Selling 401(k)s requires ‘sizzle’
The financial press continues to harp on the fact that millennials are failing to prepare effectively for retirement. Sixty-six percent of those between 21 and 32 have no retirement savings whatsoever. If offered a 401(k) opportunity at work, however, about 94 percent of them are saving something — but not as much as they should be.
The fault lies with today’s lack of effective salesmanship on the part of the financial organizations that dominate the 401(k) space. Typical enrollment meetings put groups of employees to sleep. The current focus is on explaining the website, which assumes that everyone will be inclined to leave YouTube, a Netflix movie or any number of more enjoyable distractions to absorb some “dumbed down” investment advice.
Sell the sizzle, not the steak. Step One of any effective sales effort is creating a need. In the life insurance industry, it was called “backing up the hearse,” which described what life for the breadwinner’s family would be like if he or she died. Retirement plan promotional meetings fail to instill a sense of immediacy and satisfaction to be gained from having money piling up in a retirement plan. Presentations that drone on about the need to have money 40 years from now at retirement just fall on deaf ears — I’m all like, “Later, dude.”
So where to start? First, get people mad by using tax tables to teach them how much they are paying in taxes on the last few dollars of income — their so-called “marginal tax bracket.” That’s what they save with a contribution — not the percentage of total taxes they have had withheld. Most millennials have no concept of how they’re taxed. The comment, “I don’t pay any taxes, I get $500 back in April,” is a common sentiment. People need to experience a loss of what could have been “free government money” if they had only contributed more. Most Californians, especially singles, see their last dollar taxed at about 30 percent. That’s the dollar that goes into the plan at a take-home pay cost of just 70 cents. The government tax-savings “subsidy” of 30 percent amounts to about a 50 percent return.
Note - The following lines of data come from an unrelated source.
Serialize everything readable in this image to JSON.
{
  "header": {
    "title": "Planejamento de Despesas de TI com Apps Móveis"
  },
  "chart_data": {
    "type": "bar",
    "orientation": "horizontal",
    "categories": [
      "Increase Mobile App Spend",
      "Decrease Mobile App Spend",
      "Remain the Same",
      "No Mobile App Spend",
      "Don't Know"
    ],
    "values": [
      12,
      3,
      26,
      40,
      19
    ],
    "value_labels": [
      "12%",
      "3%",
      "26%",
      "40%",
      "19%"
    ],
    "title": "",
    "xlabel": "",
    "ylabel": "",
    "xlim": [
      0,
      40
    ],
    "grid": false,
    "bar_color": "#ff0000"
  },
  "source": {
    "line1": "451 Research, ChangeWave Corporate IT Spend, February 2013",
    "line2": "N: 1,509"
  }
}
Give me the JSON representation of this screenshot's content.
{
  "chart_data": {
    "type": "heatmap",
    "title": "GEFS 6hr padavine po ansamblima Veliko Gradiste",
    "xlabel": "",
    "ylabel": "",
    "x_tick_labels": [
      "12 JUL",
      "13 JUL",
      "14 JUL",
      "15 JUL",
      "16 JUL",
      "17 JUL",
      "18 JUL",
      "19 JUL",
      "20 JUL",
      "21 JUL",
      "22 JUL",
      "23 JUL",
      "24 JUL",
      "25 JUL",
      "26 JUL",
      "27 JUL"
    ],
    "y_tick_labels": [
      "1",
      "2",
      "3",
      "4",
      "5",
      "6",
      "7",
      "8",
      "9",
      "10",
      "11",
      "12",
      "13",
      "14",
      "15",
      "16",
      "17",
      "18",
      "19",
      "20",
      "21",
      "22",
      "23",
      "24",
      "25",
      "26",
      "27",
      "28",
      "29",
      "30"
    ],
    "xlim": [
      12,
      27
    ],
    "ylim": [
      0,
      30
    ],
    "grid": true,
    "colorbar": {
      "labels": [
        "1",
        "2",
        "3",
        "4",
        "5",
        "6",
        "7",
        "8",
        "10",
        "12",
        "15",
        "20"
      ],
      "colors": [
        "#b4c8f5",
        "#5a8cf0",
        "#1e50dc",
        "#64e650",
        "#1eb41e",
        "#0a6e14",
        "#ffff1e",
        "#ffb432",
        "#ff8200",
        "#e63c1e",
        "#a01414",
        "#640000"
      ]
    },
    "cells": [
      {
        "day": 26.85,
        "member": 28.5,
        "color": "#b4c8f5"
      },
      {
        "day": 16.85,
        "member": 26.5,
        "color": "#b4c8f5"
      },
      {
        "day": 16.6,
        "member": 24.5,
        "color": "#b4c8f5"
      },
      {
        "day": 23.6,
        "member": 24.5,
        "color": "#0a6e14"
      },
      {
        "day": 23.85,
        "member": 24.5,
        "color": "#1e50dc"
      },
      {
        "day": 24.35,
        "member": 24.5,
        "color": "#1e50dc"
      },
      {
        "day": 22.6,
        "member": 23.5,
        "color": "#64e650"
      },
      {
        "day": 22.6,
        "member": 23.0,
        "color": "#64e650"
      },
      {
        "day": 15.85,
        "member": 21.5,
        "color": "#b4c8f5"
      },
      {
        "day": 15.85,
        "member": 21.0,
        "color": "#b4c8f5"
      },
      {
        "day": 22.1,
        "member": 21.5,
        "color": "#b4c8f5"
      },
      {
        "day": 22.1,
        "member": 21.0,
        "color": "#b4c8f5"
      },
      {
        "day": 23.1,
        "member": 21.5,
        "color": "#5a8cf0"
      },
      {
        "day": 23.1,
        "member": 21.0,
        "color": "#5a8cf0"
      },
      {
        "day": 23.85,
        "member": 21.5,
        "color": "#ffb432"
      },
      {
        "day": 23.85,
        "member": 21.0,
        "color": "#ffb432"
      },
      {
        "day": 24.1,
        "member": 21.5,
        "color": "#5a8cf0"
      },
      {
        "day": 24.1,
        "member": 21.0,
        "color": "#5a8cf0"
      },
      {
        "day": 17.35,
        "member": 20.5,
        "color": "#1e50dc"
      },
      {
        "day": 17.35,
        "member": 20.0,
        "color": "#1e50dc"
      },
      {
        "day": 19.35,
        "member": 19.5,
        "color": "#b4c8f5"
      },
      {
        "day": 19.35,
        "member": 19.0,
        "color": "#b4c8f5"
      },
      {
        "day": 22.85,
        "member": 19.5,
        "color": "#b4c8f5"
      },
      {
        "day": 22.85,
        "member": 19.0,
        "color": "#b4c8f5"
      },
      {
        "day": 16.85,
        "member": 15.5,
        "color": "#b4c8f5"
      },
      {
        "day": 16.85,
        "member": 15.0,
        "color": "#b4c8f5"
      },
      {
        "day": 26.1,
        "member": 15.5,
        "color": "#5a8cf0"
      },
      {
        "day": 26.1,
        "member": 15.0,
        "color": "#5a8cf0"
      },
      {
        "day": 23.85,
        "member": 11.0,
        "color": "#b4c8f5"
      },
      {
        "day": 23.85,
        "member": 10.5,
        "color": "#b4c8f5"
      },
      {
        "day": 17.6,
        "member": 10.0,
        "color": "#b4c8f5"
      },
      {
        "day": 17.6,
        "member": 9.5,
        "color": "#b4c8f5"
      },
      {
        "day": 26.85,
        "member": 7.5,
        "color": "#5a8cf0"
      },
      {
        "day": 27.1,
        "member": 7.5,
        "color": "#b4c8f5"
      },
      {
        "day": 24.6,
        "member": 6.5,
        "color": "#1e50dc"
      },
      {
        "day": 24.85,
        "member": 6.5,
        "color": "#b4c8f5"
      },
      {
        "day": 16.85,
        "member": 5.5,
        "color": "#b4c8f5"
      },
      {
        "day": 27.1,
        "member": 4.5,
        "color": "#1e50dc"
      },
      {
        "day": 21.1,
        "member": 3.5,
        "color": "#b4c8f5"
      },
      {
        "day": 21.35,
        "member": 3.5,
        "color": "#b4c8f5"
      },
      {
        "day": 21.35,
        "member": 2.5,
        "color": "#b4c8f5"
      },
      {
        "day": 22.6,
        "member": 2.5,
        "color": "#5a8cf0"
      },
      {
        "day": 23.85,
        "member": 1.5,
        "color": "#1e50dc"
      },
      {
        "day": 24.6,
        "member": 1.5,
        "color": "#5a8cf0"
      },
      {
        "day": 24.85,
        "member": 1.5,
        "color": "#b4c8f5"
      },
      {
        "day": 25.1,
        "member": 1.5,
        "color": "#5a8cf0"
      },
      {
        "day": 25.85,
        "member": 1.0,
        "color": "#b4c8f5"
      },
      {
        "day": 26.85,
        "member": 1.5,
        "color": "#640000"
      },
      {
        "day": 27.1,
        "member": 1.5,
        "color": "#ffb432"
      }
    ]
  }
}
The next missing ingredient includes lessons about how people make money in the stock market. Novice investors need to hear an expert say something like, “As goofy as it may sound, we all want to pray that the stock market crashes periodically.” Why? It’s so that our inbound, dollar-cost-averaged contributions will automatically buy shares at cheap prices during downdrafts. Another example of counterintuitive but confidencebuilding thinking is the history of market resilience. For example, the market in the 12 months after any major crash has averaged a 39 percent gain from the point at which the market hit bottom — and this has been the average for the eight major crashes since 1970.
And finally, market history suggests 10 percent average annual returns over long periods, and money earning 10 percent compounded doubles every 7.2 years. Today’s $1,000, with no additional contributions, will compound to
$64,000 by the time an early millennial reaches retirement at 65. Check it out. Double the $1,000 every 7.2 years.
Most institutions selling retirement plans discourage loans, but a liberal loan provision removes a psychological impediment to contributing to the plan in the first place. Plus, paying the interest back to yourself amounts to a guaranteed return of 5 percent on this particular plan “investment choice.”
Typical employee meetings fail to paint a picture of how exhilarating a possible $50,000 balance will feel in just five or six years with, say, $500 per month earning an average of 10 percent — especially when that $500 costs as little as $350 in take-home pay. This resulting reserve can be a life-saving cushion for someone between jobs. Or, it can mean a “tipping point” illustrating how money begins to have a life of its own.
In short, today’s employee education lacks emotional “sizzle” in the typical retirement savings pitch. To combat this, the industry needs to offer financial education that taps into selfinterest on some emotional level — be it greed, fear, financial security, the thrill of having a growing account balance, fear of having nothing between jobs … whatever. Threatening an insufficient retirement 40 years from now doesn’t cut it.
With millennials who may be buying $4 coffee and $6 deli sandwiches every day, we’re up against immediate gratification — and even immediate gratification, in the minds of some, “just takes TOO LONG.” The industry needs to shift gears, tap into an emotional core and stop talking about something 40 years away.